Perhaps they have felt like they’ve pulled all that they can from those words and lose interest. If you change your perception just a little and instead of just observing words, you look back at yourself through those words, what else might you see?
The mind doesn’t age, but it changes just the same. With each day, and the thousands of thoughts and experiences that flow around us, we do indeed take on new paradigms and discard old ones.
The way we see the world changes and we learn new things that build upon or replace old ones. Returning to scripture often will allow you to see yourself in light of inspired words filled with doctrine and principles.
We can then deal with the metaphorical out of place hair, blemish, or embarrassing piece of food stuck in our teeth.
When we look in the mirror, we see a face that progressively grows older and more wrinkled with time. When we gaze often into scripture, we can also behold a change, a countenance that appears less like our own and more like another.
“Beloved, we are God’s children now; what we shall be has not yet been revealed. We do know that when it is revealed we shall be like him, for we shall see him as he is.”1 John 3:2
You said, “If you change your perception just a little and instead of just observing words, you look back at yourself through those words, what else might you see?” This really intrigued me. How do I go about looking back at myself through the words in the scriptures? I’m racking my brain trying to think of how I can apply this and I’m needing some pointers. Thanks!
That’s a good question. There are many ways to read the scriptures and each way can benefit you in different aspects or times of your life.
One can read the scriptures to understand the story or learn doctrines and principles, you can also put yourself in the shoes of each character. With each subsequent pass through the scriptures, I try to notice things that I had not given much consideration to before. One of the tools I use for this is actually unmarked versions of the scriptures. I do have a heavily marked set, but I also have blank sets that allow me to approach them fresh each time.
A verse or word marked or emphasized may have meant something to you then and maybe it still does, but that emphasis may draw your eyes away from another verse that didn’t mean much to you then but potentially does now because your life experiences have increased.
You never return to the scriptures the same person, just like you never return to a mirror as the same person. On a day to day basis, our faces and the scriptures don’t seem much different, but time is the key factor in both cases, time and experience.
When you bump your head, you get a bruise and turn to a mirror to see how bad it is and how well it is healing. When you feel spiritually injured, you can turn to the scriptures and find experiences that ‘mirror’ yours. You may find that your situation isn’t as bad as you thought, but perhaps it is worse, either way, you will gain greater understanding and whatever information is missing, the Spirit can supply further insights.
I wrote a post recently about how I had always read Jacob 5 and saw the tree as the House of Israel as a whole, which is true, primarily. But then some life experiences that troubled me caused me to turn to the scriptures and I read that allegory again but this time with myself in place of the tree, just me. It was then that I learn some valuable insights that blessed my life and gave me peace.
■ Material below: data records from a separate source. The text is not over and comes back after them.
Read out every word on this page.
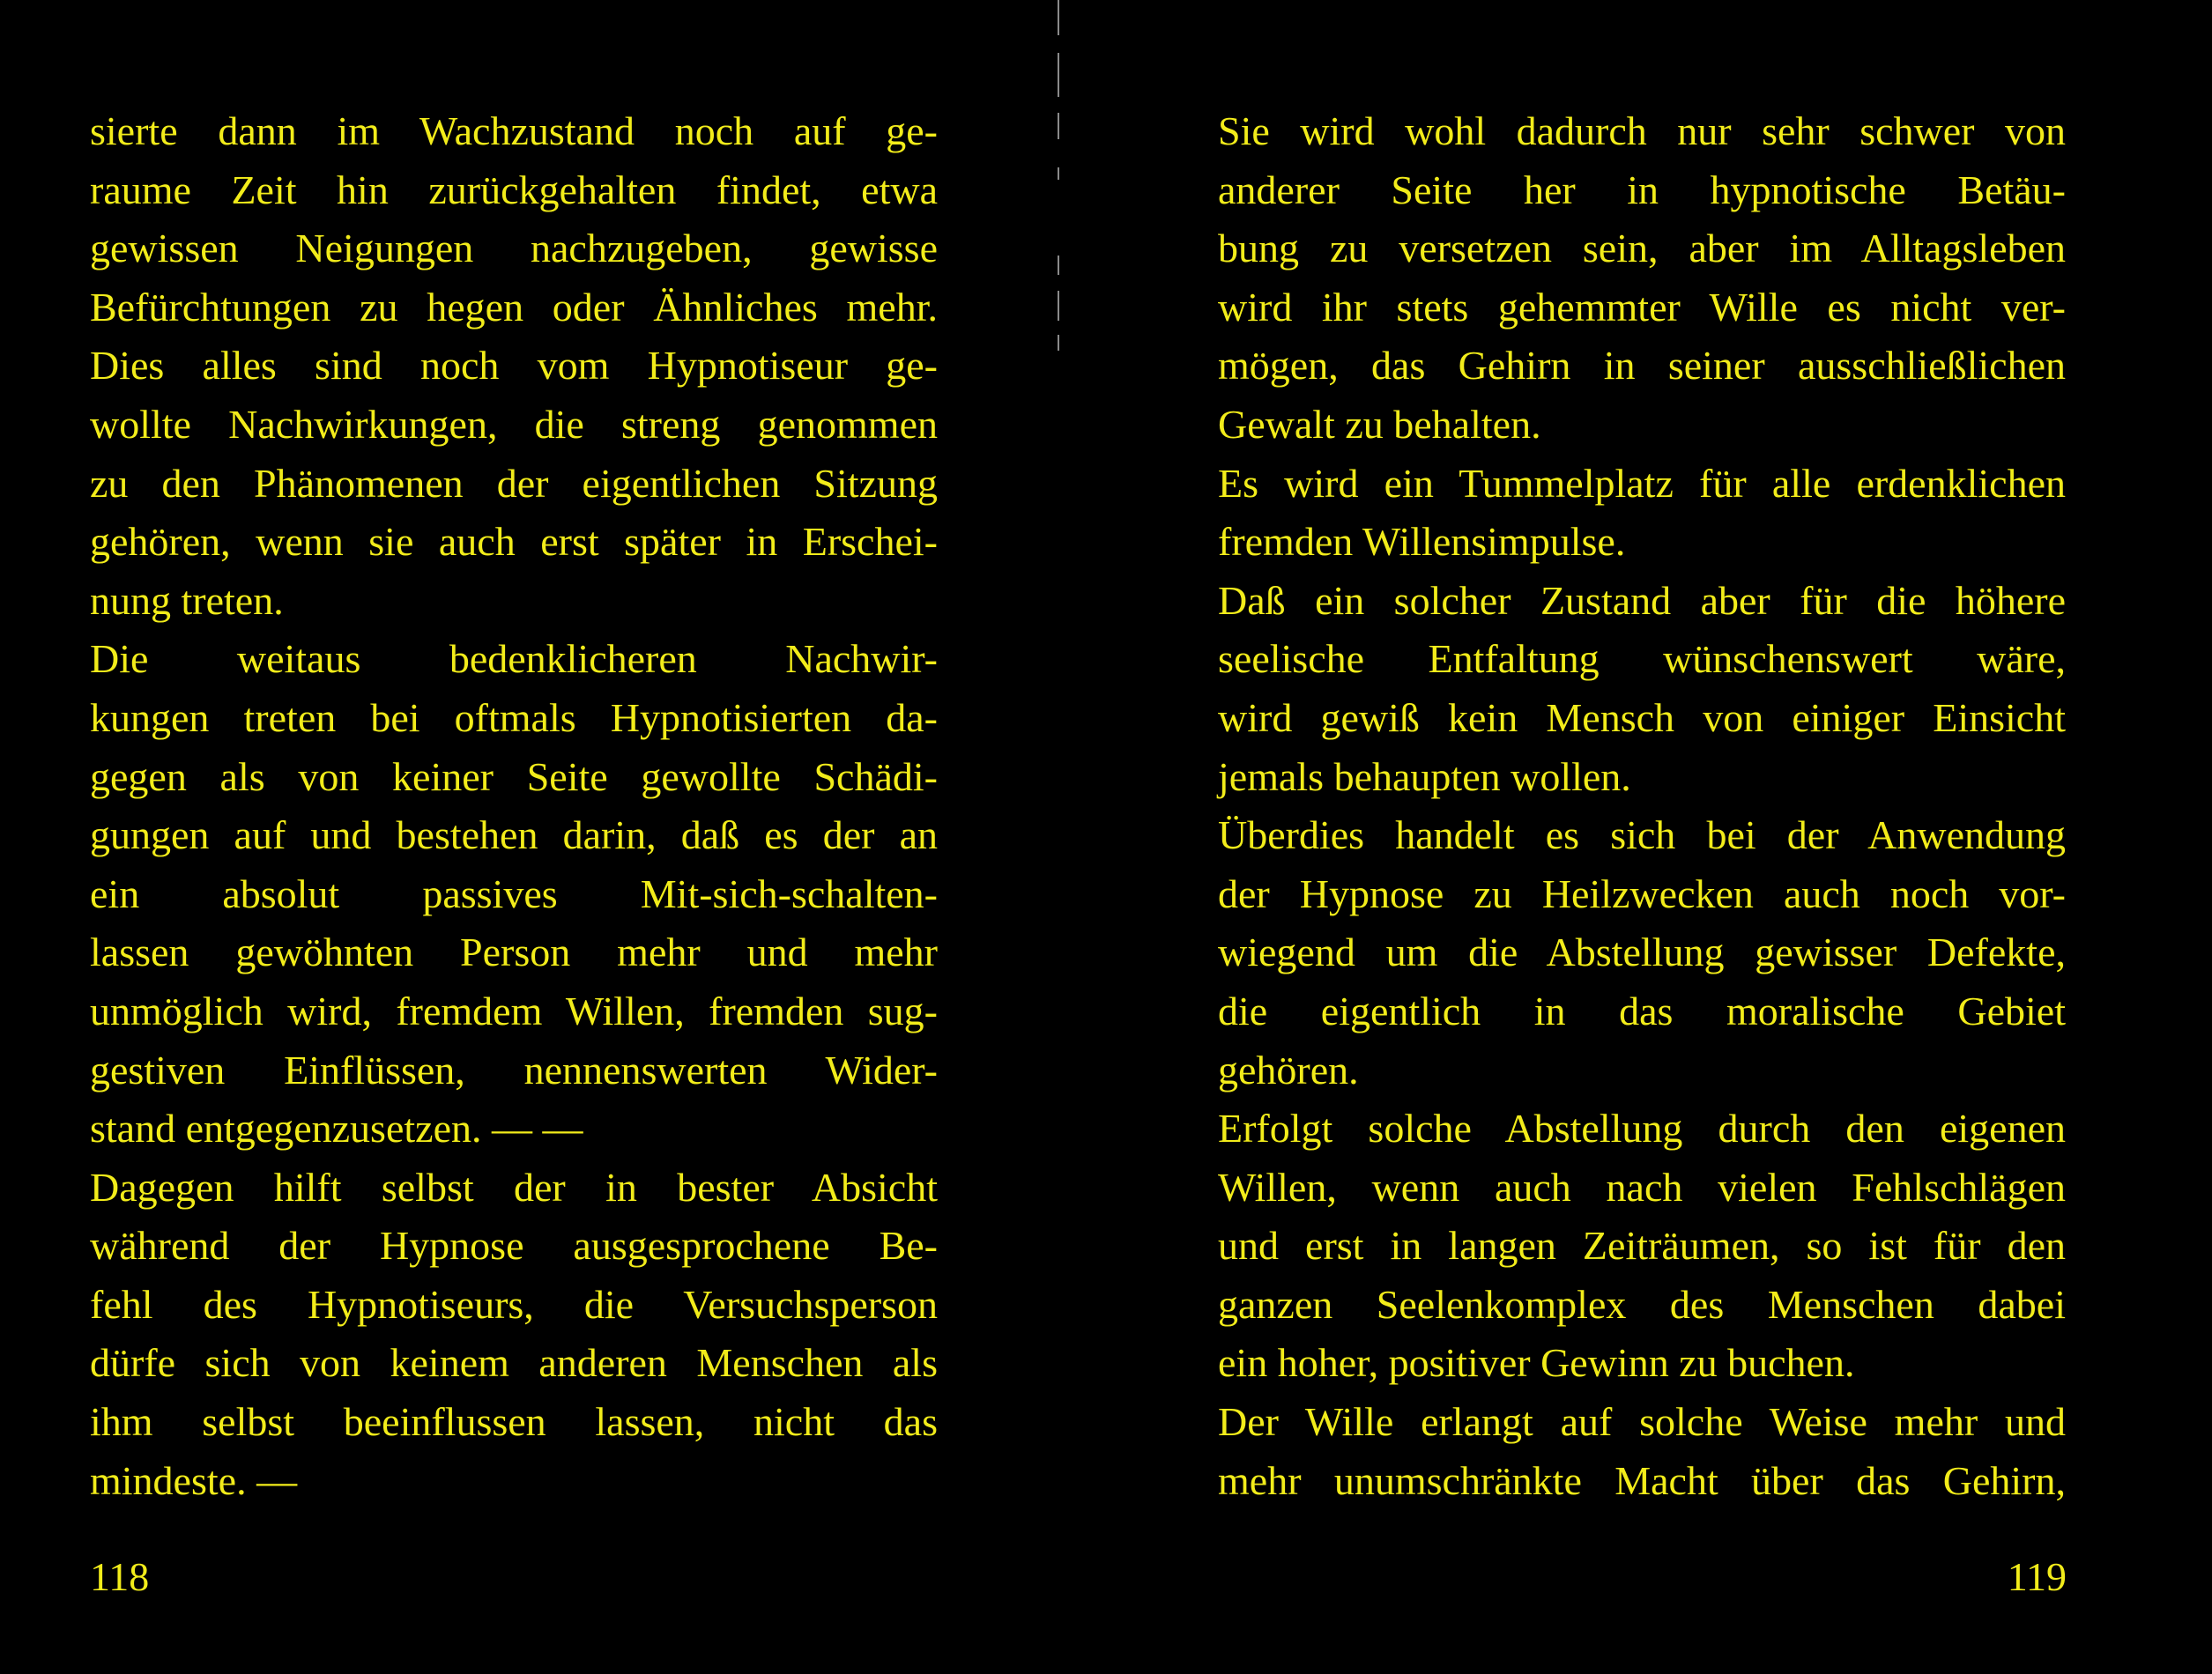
sierte dann im Wachzustand noch auf ge-
raume Zeit hin zurückgehalten findet, etwa
gewissen Neigungen nachzugeben, gewisse
Befürchtungen zu hegen oder Ähnliches mehr.
Dies alles sind noch vom Hypnotiseur ge-
wollte Nachwirkungen, die streng genommen
zu den Phänomenen der eigentlichen Sitzung
gehören, wenn sie auch erst später in Erschei-
nung treten.
Die weitaus bedenklicheren Nachwir-
kungen treten bei oftmals Hypnotisierten da-
gegen als von keiner Seite gewollte Schädi-
gungen auf und bestehen darin, daß es der an
ein absolut passives Mit-sich-schalten-
lassen gewöhnten Person mehr und mehr
unmöglich wird, fremdem Willen, fremden sug-
gestiven Einflüssen, nennenswerten Wider-
stand entgegenzusetzen. — —
Dagegen hilft selbst der in bester Absicht
während der Hypnose ausgesprochene Be-
fehl des Hypnotiseurs, die Versuchsperson
dürfe sich von keinem anderen Menschen als
ihm selbst beeinflussen lassen, nicht das
mindeste. —
118
Sie wird wohl dadurch nur sehr schwer von
anderer Seite her in hypnotische Betäu-
bung zu versetzen sein, aber im Alltagsleben
wird ihr stets gehemmter Wille es nicht ver-
mögen, das Gehirn in seiner ausschließlichen
Gewalt zu behalten.
Es wird ein Tummelplatz für alle erdenklichen
fremden Willensimpulse.
Daß ein solcher Zustand aber für die höhere
seelische Entfaltung wünschenswert wäre,
wird gewiß kein Mensch von einiger Einsicht
jemals behaupten wollen.
Überdies handelt es sich bei der Anwendung
der Hypnose zu Heilzwecken auch noch vor-
wiegend um die Abstellung gewisser Defekte,
die eigentlich in das moralische Gebiet
gehören.
Erfolgt solche Abstellung durch den eigenen
Willen, wenn auch nach vielen Fehlschlägen
und erst in langen Zeiträumen, so ist für den
ganzen Seelenkomplex des Menschen dabei
ein hoher, positiver Gewinn zu buchen.
Der Wille erlangt auf solche Weise mehr und
mehr unumschränkte Macht über das Gehirn,
119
The scriptures are static, they are a collection of words that stay in the same order on the pages of a book, much like how a mirror is a static object. But faces, minds, and spirits grow and change. There is value in static things that show us parts of ourselves that we cannot see without them.
Does any of that help/make sense?
I really like what you said about when we get hurt. We look in the mirror to evaluate just how bad/good things really are. This analogy and how it relates to the scriptures helped me understand better how we can use the scriptures to “look back at ourselves”. I’ve never before drawn that connection- that we can use the scriptures to evaluate our lives and make necessary adjustments. Thank you for that insight!